По договоренности с директором лицея мы попросили директора Берлиоза нас принять. Этот врач был одним из сотрудников лаборатории изотопов, руководимой доктором Туберозом. Через десять минут к нам вышел еще не старый человек в белом халате. У него были тонкие черты лица, серые глаза, продолговатое лицо с волевым выражением.

— Так это вы три мушкетера, о которых меня предупредил г-н Дювивье? — строго спросил он.

Мы встали, и он поздоровался с каждым за руку.

— Я тоже когда-то учился в лицее Генриха IV, — сказал он мечтательно. — Хорошие были времена. О плохих забываешь, не правда ли? Вы сын г-жи Перийе? — не колеблясь, обратился он к Сорвиголове. — Не беспокойтесь, она поправится. Идите за мной, мы ее навестим.

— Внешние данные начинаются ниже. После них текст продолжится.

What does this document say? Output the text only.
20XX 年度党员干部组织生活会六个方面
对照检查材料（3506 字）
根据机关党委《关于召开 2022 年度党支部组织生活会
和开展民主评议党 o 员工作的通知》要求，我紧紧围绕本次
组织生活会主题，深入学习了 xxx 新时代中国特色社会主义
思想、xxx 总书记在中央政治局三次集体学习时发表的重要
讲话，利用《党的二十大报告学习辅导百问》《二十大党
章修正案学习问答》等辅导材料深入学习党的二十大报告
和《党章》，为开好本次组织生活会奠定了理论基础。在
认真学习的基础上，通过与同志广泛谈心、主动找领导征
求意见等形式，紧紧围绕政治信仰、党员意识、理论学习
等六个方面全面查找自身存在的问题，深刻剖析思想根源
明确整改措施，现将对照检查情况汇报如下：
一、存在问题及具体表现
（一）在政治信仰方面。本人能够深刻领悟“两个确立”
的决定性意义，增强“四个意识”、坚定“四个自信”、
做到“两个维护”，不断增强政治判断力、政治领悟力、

Он шел впереди нас по коридору, который также был выкрашен в бледно-голубой цвет. По настоянию г-на Дювивье или, может быть, исходя из особых условий лечения, г-жу Перийе поместили в одну из отдельных небольших комнат, расположенных в глубине здания. Г-н Берлиоз постучал в дверь и открыл ее. Мишель помедлил мгновение и, забыв о нашем присутствии, бросился к матери, начал ее целовать. Голова его потонула в подушках больной. Г-жа Перийе, бледное лицо которой контрастировало с черными волосами южанки, не смогла сдержать волнения. Было ли ей известно о краже и бегстве ее сына? Не знаю. Еле сдерживая слезы, она шептала Мишелю ласковые слова.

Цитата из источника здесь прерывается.